First of all, if we consider the situation of the majority of the students of a developing or rather an underdeveloped nation like ours, where the majority of the students have a poor financial status or background, these online studies had a humongous drawback. There is a large no. of students who cannot actually afford the resources for online studies, even a low budget smartphone, or if they had it, not a proper connection. Did they actually join the classes? This seems to be a question, of which the answer is very ambiguous.

Secondly, the same basic question arises on my mind, if we tend to look at the picture of those students who are from the rural areas where there is not a stable connection available or no connection at all. I do not think they attended the classes or if they did, it would not have been a very fine experience, in my opinion. Do you think would they be able to sit for the offline exams? Or if they do, would they be able to stand up to their expected “good grades”.

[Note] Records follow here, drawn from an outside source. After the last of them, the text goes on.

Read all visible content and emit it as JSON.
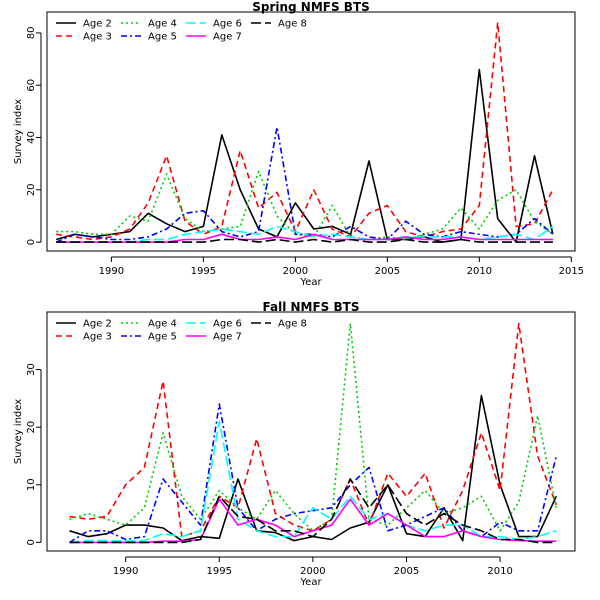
{
  "chart_data": [
    {
      "type": "line",
      "title": "Spring NMFS BTS",
      "xlabel": "Year",
      "ylabel": "Survey index",
      "xlim": [
        1986.5,
        2015.2
      ],
      "ylim": [
        -3.4,
        88
      ],
      "xticks": [
        1990,
        1995,
        2000,
        2005,
        2010,
        2015
      ],
      "yticks": [
        0,
        20,
        40,
        60,
        80
      ],
      "legend": "top-left",
      "x": [
        1987,
        1988,
        1989,
        1990,
        1991,
        1992,
        1993,
        1994,
        1995,
        1996,
        1997,
        1998,
        1999,
        2000,
        2001,
        2002,
        2003,
        2004,
        2005,
        2006,
        2007,
        2008,
        2009,
        2010,
        2011,
        2012,
        2013,
        2014
      ],
      "series": [
        {
          "name": "Age 2",
          "color": "#000000",
          "dash": "solid",
          "values": [
            1,
            3,
            2,
            3,
            4,
            11,
            7,
            4,
            6,
            41,
            20,
            5,
            2,
            15,
            5,
            6,
            3,
            31,
            1,
            1,
            2,
            0,
            1,
            66,
            9,
            0,
            33,
            3
          ]
        },
        {
          "name": "Age 3",
          "color": "#ff0000",
          "dash": "dashed",
          "values": [
            3,
            2,
            1,
            2,
            5,
            15,
            33,
            8,
            3,
            6,
            35,
            13,
            19,
            4,
            20,
            5,
            2,
            11,
            14,
            4,
            2,
            4,
            5,
            14,
            84,
            6,
            7,
            20
          ]
        },
        {
          "name": "Age 4",
          "color": "#00cd00",
          "dash": "dotted",
          "values": [
            4,
            4,
            3,
            3,
            10,
            8,
            26,
            9,
            4,
            5,
            6,
            27,
            10,
            3,
            2,
            14,
            2,
            1,
            2,
            1,
            3,
            5,
            13,
            5,
            16,
            20,
            8,
            3
          ]
        },
        {
          "name": "Age 5",
          "color": "#0000ff",
          "dash": "dotdash",
          "values": [
            0,
            3,
            2,
            1,
            1,
            2,
            5,
            11,
            12,
            4,
            2,
            4,
            44,
            3,
            3,
            2,
            6,
            2,
            1,
            8,
            3,
            2,
            4,
            3,
            2,
            3,
            9,
            3
          ]
        },
        {
          "name": "Age 6",
          "color": "#00ffff",
          "dash": "longdash",
          "values": [
            0,
            0,
            0,
            0,
            0,
            1,
            1,
            3,
            4,
            5,
            4,
            3,
            6,
            4,
            2,
            3,
            2,
            1,
            1,
            2,
            2,
            2,
            2,
            1,
            2,
            3,
            1,
            6
          ]
        },
        {
          "name": "Age 7",
          "color": "#ff00ff",
          "dash": "solid",
          "values": [
            0,
            0,
            0,
            0,
            0,
            0,
            0,
            1,
            1,
            3,
            1,
            1,
            2,
            1,
            3,
            1,
            1,
            1,
            1,
            2,
            1,
            1,
            2,
            1,
            1,
            1,
            1,
            1
          ]
        },
        {
          "name": "Age 8",
          "color": "#000000",
          "dash": "longdash",
          "values": [
            0,
            0,
            0,
            0,
            0,
            0,
            0,
            0,
            0,
            1,
            1,
            0,
            1,
            0,
            1,
            0,
            1,
            0,
            0,
            1,
            0,
            0,
            1,
            0,
            0,
            0,
            0,
            0
          ]
        }
      ]
    },
    {
      "type": "line",
      "title": "Fall NMFS BTS",
      "xlabel": "Year",
      "ylabel": "Survey index",
      "xlim": [
        1985.8,
        2014.0
      ],
      "ylim": [
        -1.5,
        40
      ],
      "xticks": [
        1990,
        1995,
        2000,
        2005,
        2010
      ],
      "yticks": [
        0,
        10,
        20,
        30
      ],
      "legend": "top-left",
      "x": [
        1987,
        1988,
        1989,
        1990,
        1991,
        1992,
        1993,
        1994,
        1995,
        1996,
        1997,
        1998,
        1999,
        2000,
        2001,
        2002,
        2003,
        2004,
        2005,
        2006,
        2007,
        2008,
        2009,
        2010,
        2011,
        2012,
        2013
      ],
      "series": [
        {
          "name": "Age 2",
          "color": "#000000",
          "dash": "solid",
          "values": [
            2,
            1,
            1.5,
            3,
            3,
            2.5,
            0.3,
            1,
            0.7,
            11,
            2,
            1.7,
            0.3,
            1,
            0.5,
            2.5,
            3.5,
            10,
            1.5,
            1,
            6,
            0.3,
            25.5,
            10,
            1,
            1,
            8
          ]
        },
        {
          "name": "Age 3",
          "color": "#ff0000",
          "dash": "dashed",
          "values": [
            4.5,
            4,
            4.5,
            10,
            13,
            28,
            1,
            2,
            8,
            6,
            18,
            5,
            3,
            2,
            4,
            11,
            3,
            12,
            8,
            12,
            2.5,
            9,
            19,
            9,
            38,
            15,
            6.5
          ]
        },
        {
          "name": "Age 4",
          "color": "#00cd00",
          "dash": "dotted",
          "values": [
            4,
            5,
            4,
            3,
            6,
            19,
            8,
            4,
            9,
            6,
            4,
            9,
            5,
            2,
            4,
            38,
            4,
            3,
            6,
            9,
            5,
            6,
            8,
            2,
            7,
            22,
            6
          ]
        },
        {
          "name": "Age 5",
          "color": "#0000ff",
          "dash": "dotdash",
          "values": [
            0,
            2,
            2,
            0.5,
            1,
            11,
            7,
            3,
            24,
            6,
            2,
            4,
            5,
            5.5,
            6,
            10,
            13,
            2,
            3,
            4.5,
            6,
            2,
            1,
            3.5,
            2,
            2,
            15
          ]
        },
        {
          "name": "Age 6",
          "color": "#00ffff",
          "dash": "longdash",
          "values": [
            0,
            0.3,
            0.3,
            0.2,
            0.3,
            1.5,
            1,
            2,
            21,
            4,
            2,
            1,
            1,
            6,
            4,
            8,
            4,
            5,
            3,
            2,
            3,
            3,
            1,
            1,
            0.5,
            1,
            2
          ]
        },
        {
          "name": "Age 7",
          "color": "#ff00ff",
          "dash": "solid",
          "values": [
            0,
            0,
            0,
            0,
            0,
            0.2,
            0.2,
            0.5,
            7.5,
            3,
            4,
            3,
            1,
            2,
            3,
            7.5,
            3,
            5,
            3,
            1,
            1,
            2,
            1,
            0.5,
            0.3,
            0.2,
            0.2
          ]
        },
        {
          "name": "Age 8",
          "color": "#000000",
          "dash": "longdash",
          "values": [
            0,
            0,
            0,
            0,
            0,
            0,
            0,
            0.5,
            8,
            4.5,
            4,
            2,
            2,
            1,
            4,
            11,
            6,
            10,
            5,
            3,
            5,
            3,
            2,
            0.5,
            0.5,
            0,
            0
          ]
        }
      ]
    }
  ]
}
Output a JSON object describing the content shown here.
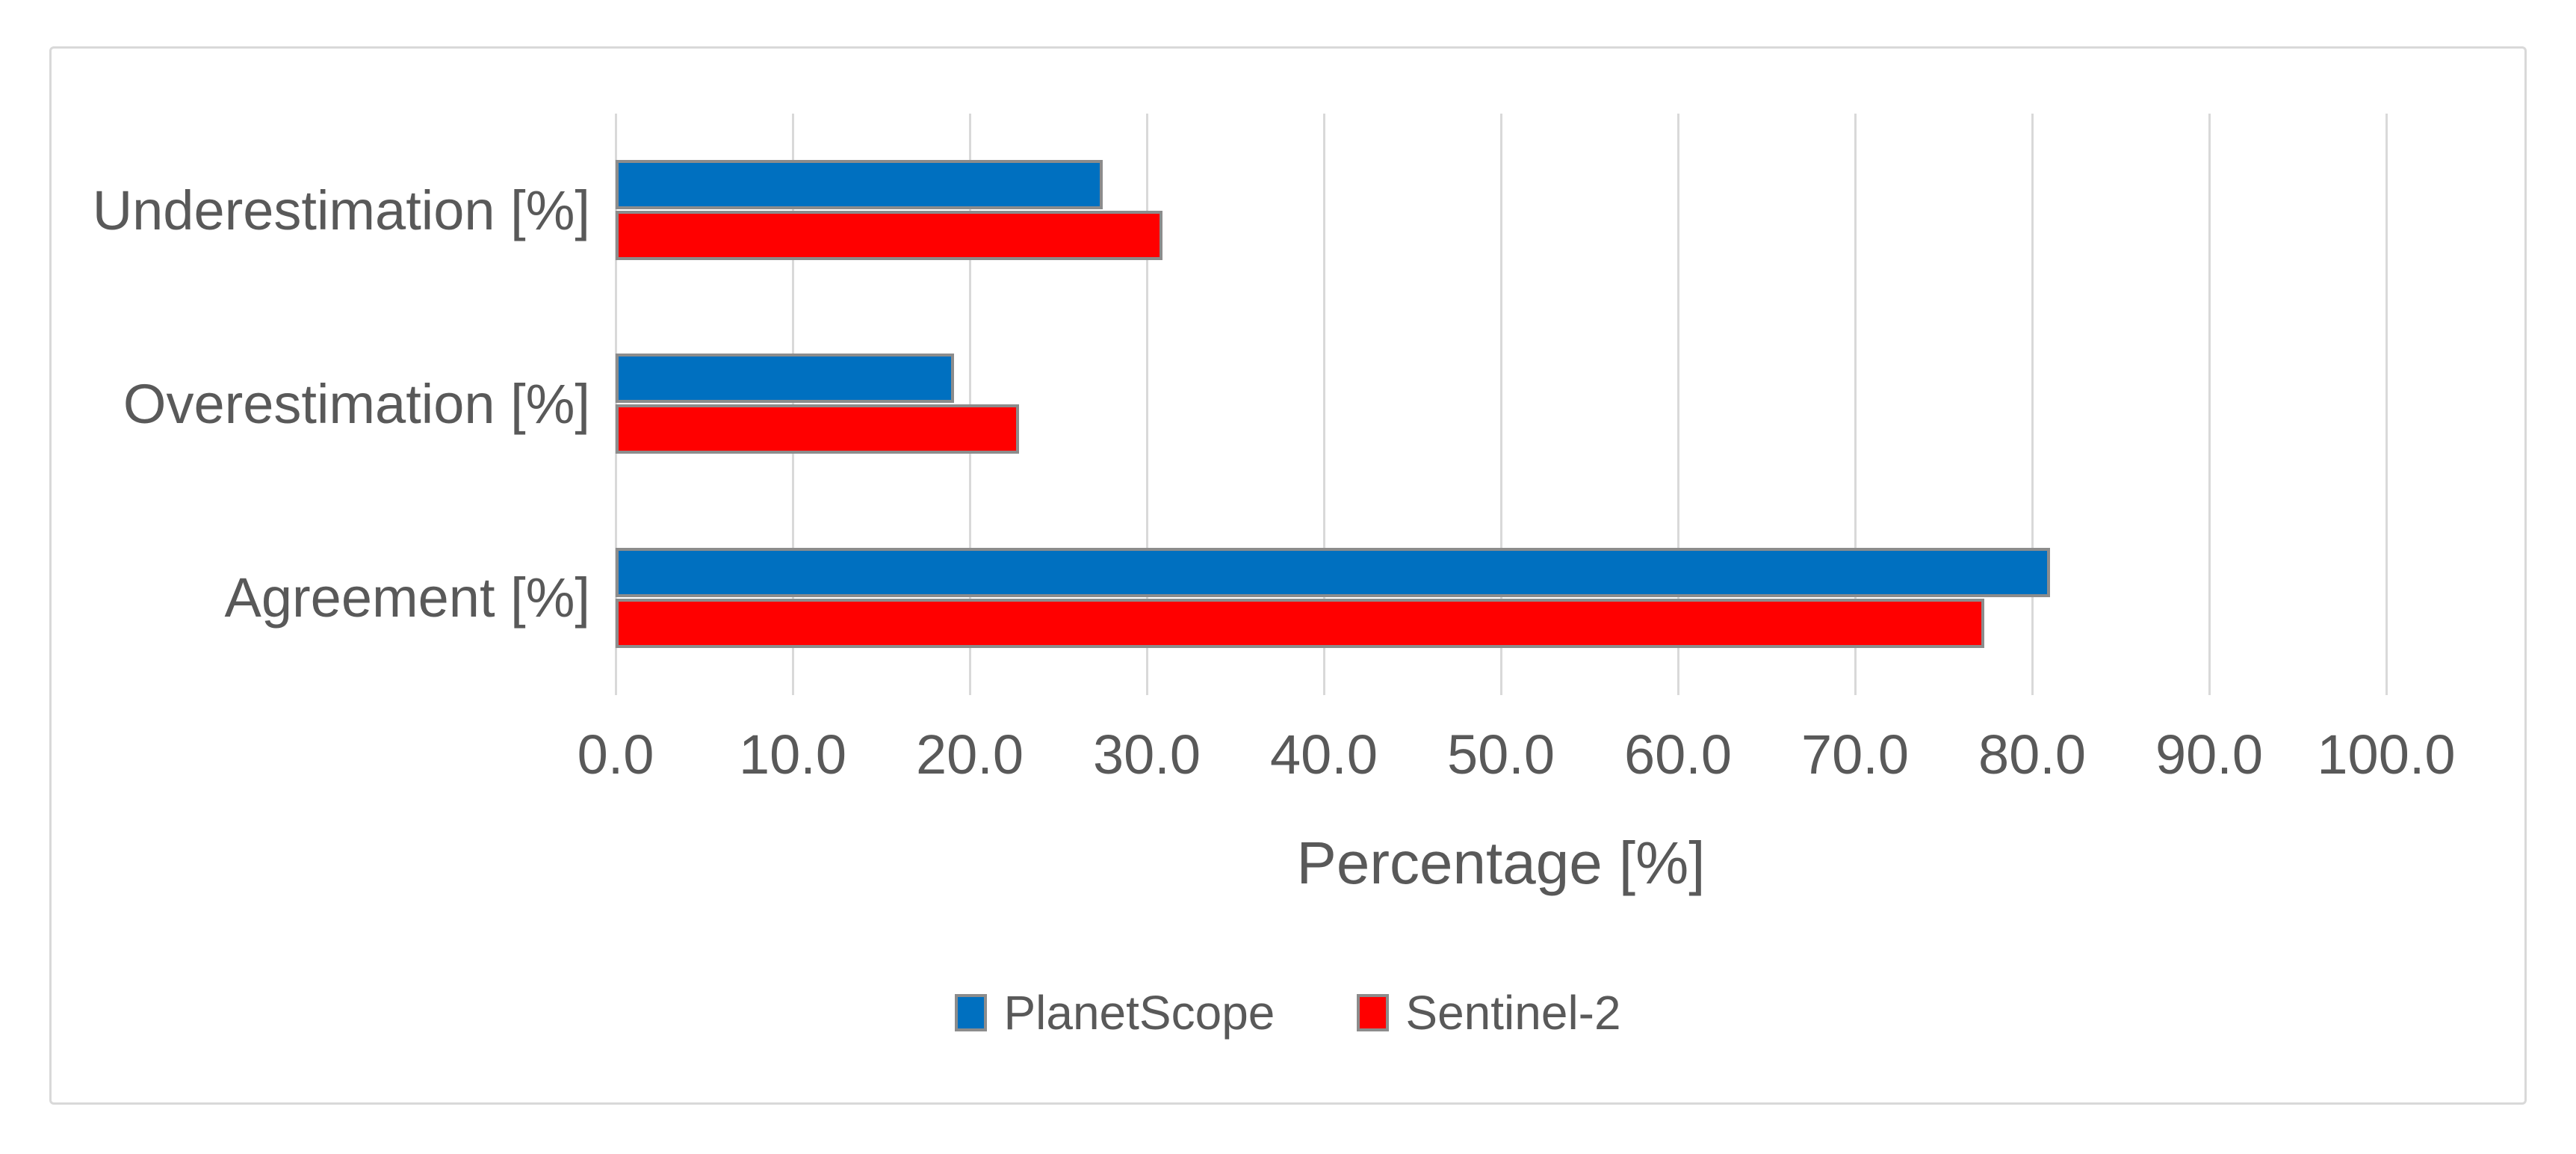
{
  "chart_data": {
    "type": "bar",
    "orientation": "horizontal",
    "categories": [
      "Underestimation [%]",
      "Overestimation [%]",
      "Agreement [%]"
    ],
    "series": [
      {
        "name": "PlanetScope",
        "color": "#0070C0",
        "values": [
          27.5,
          19.1,
          81.0
        ]
      },
      {
        "name": "Sentinel-2",
        "color": "#FF0000",
        "values": [
          30.9,
          22.8,
          77.3
        ]
      }
    ],
    "xlabel": "Percentage [%]",
    "xlim": [
      0,
      100
    ],
    "x_ticks": [
      "0.0",
      "10.0",
      "20.0",
      "30.0",
      "40.0",
      "50.0",
      "60.0",
      "70.0",
      "80.0",
      "90.0",
      "100.0"
    ],
    "grid": true,
    "legend_position": "bottom-center"
  },
  "styles": {
    "text_color": "#595959",
    "gridline_color": "#D9D9D9",
    "frame_border_color": "#D9D9D9",
    "bar_border_color": "#8C8C8C",
    "background_color": "#FFFFFF"
  }
}
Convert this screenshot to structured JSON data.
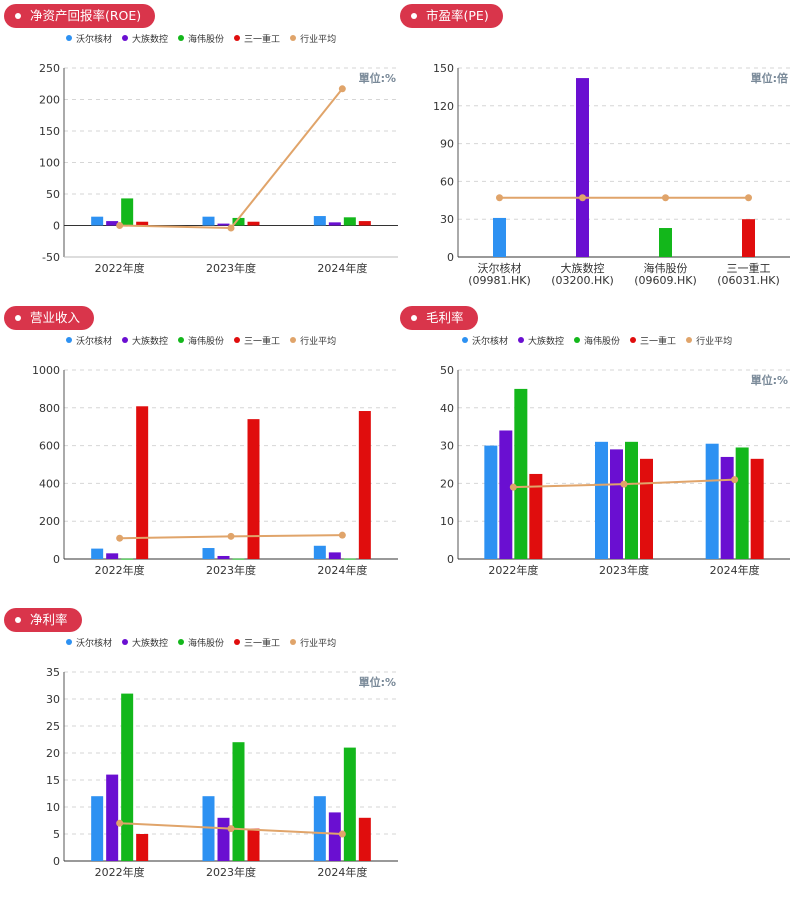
{
  "colors": {
    "accent": "#d9354b",
    "series": [
      "#2d91f2",
      "#6a0fd1",
      "#13b71b",
      "#e00d0d"
    ],
    "average": "#e0a46a"
  },
  "legend": [
    "沃尔核材",
    "大族数控",
    "海伟股份",
    "三一重工",
    "行业平均"
  ],
  "chart_data": [
    {
      "id": "roe",
      "title": "净资产回报率(ROE)",
      "type": "bar",
      "unit_label": "單位:%",
      "categories": [
        "2022年度",
        "2023年度",
        "2024年度"
      ],
      "ylim": [
        -50,
        250
      ],
      "yticks": [
        -50,
        0,
        50,
        100,
        150,
        200,
        250
      ],
      "grid": true,
      "legend_position": "top",
      "series": [
        {
          "name": "沃尔核材",
          "values": [
            14,
            14,
            15
          ]
        },
        {
          "name": "大族数控",
          "values": [
            7,
            3,
            5
          ]
        },
        {
          "name": "海伟股份",
          "values": [
            43,
            12,
            13
          ]
        },
        {
          "name": "三一重工",
          "values": [
            6,
            6,
            7
          ]
        }
      ],
      "average": {
        "name": "行业平均",
        "values": [
          0,
          -4,
          217
        ]
      }
    },
    {
      "id": "pe",
      "title": "市盈率(PE)",
      "type": "bar",
      "unit_label": "單位:倍",
      "categories": [
        "沃尔核材",
        "大族数控",
        "海伟股份",
        "三一重工"
      ],
      "category_codes": [
        "(09981.HK)",
        "(03200.HK)",
        "(09609.HK)",
        "(06031.HK)"
      ],
      "ylim": [
        0,
        150
      ],
      "yticks": [
        0,
        30,
        60,
        90,
        120,
        150
      ],
      "grid": true,
      "values": [
        31,
        142,
        23,
        30
      ],
      "average": {
        "name": "行业平均",
        "values": [
          47,
          47,
          47,
          47
        ]
      }
    },
    {
      "id": "revenue",
      "title": "营业收入",
      "type": "bar",
      "unit_label": "",
      "categories": [
        "2022年度",
        "2023年度",
        "2024年度"
      ],
      "ylim": [
        0,
        1000
      ],
      "yticks": [
        0,
        200,
        400,
        600,
        800,
        1000
      ],
      "grid": true,
      "legend_position": "top",
      "series": [
        {
          "name": "沃尔核材",
          "values": [
            55,
            58,
            70
          ]
        },
        {
          "name": "大族数控",
          "values": [
            30,
            16,
            35
          ]
        },
        {
          "name": "海伟股份",
          "values": [
            2,
            2,
            2
          ]
        },
        {
          "name": "三一重工",
          "values": [
            808,
            740,
            783
          ]
        }
      ],
      "average": {
        "name": "行业平均",
        "values": [
          110,
          120,
          126
        ]
      }
    },
    {
      "id": "gross_margin",
      "title": "毛利率",
      "type": "bar",
      "unit_label": "單位:%",
      "categories": [
        "2022年度",
        "2023年度",
        "2024年度"
      ],
      "ylim": [
        0,
        50
      ],
      "yticks": [
        0,
        10,
        20,
        30,
        40,
        50
      ],
      "grid": true,
      "legend_position": "top",
      "series": [
        {
          "name": "沃尔核材",
          "values": [
            30,
            31,
            30.5
          ]
        },
        {
          "name": "大族数控",
          "values": [
            34,
            29,
            27
          ]
        },
        {
          "name": "海伟股份",
          "values": [
            45,
            31,
            29.5
          ]
        },
        {
          "name": "三一重工",
          "values": [
            22.5,
            26.5,
            26.5
          ]
        }
      ],
      "average": {
        "name": "行业平均",
        "values": [
          19,
          19.8,
          21
        ]
      }
    },
    {
      "id": "net_margin",
      "title": "净利率",
      "type": "bar",
      "unit_label": "單位:%",
      "categories": [
        "2022年度",
        "2023年度",
        "2024年度"
      ],
      "ylim": [
        0,
        35
      ],
      "yticks": [
        0,
        5,
        10,
        15,
        20,
        25,
        30,
        35
      ],
      "grid": true,
      "legend_position": "top",
      "series": [
        {
          "name": "沃尔核材",
          "values": [
            12,
            12,
            12
          ]
        },
        {
          "name": "大族数控",
          "values": [
            16,
            8,
            9
          ]
        },
        {
          "name": "海伟股份",
          "values": [
            31,
            22,
            21
          ]
        },
        {
          "name": "三一重工",
          "values": [
            5,
            6,
            8
          ]
        }
      ],
      "average": {
        "name": "行业平均",
        "values": [
          7,
          6,
          5
        ]
      }
    }
  ]
}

Lastly, let us look at another picture. What do you think the conditions or the experience would have been for those students who had taken up or chosen technical subjects or simply subjects or streams where they have practical exams? I suppose that they might not, apparently, got the proper knowledge or the experiences which they were supposed to, or usually get from inside the laboratories, or field studies. In fact, I am facing this exact difficulty. I have taken up Linguistics as my specialization paper, for the degree of Master in English Literature. It actually is a very technical paper even though it is included in the humanities’ stream, where I have to learn how to transcribe a word in a linguists’ approach. I faced a real hard time trying to learn these things through online classes. My point here is that some streams or rather some subjects are meant to be taught in first hand inside a classroom on a board rather than on an online class. Only then, we could actually learn those technical things.

Now, as the doors are opening up, we the students are told to sit for the offline exams. Yes, if we look at the first two concerns of mine, an offline exam sounds pretty much fair of a solution for them. But let’s put the whole picture to a single screen. Will we be able to rock the offline exams, perform well and get good grades? That remains a mystery for the majority of us, the Students.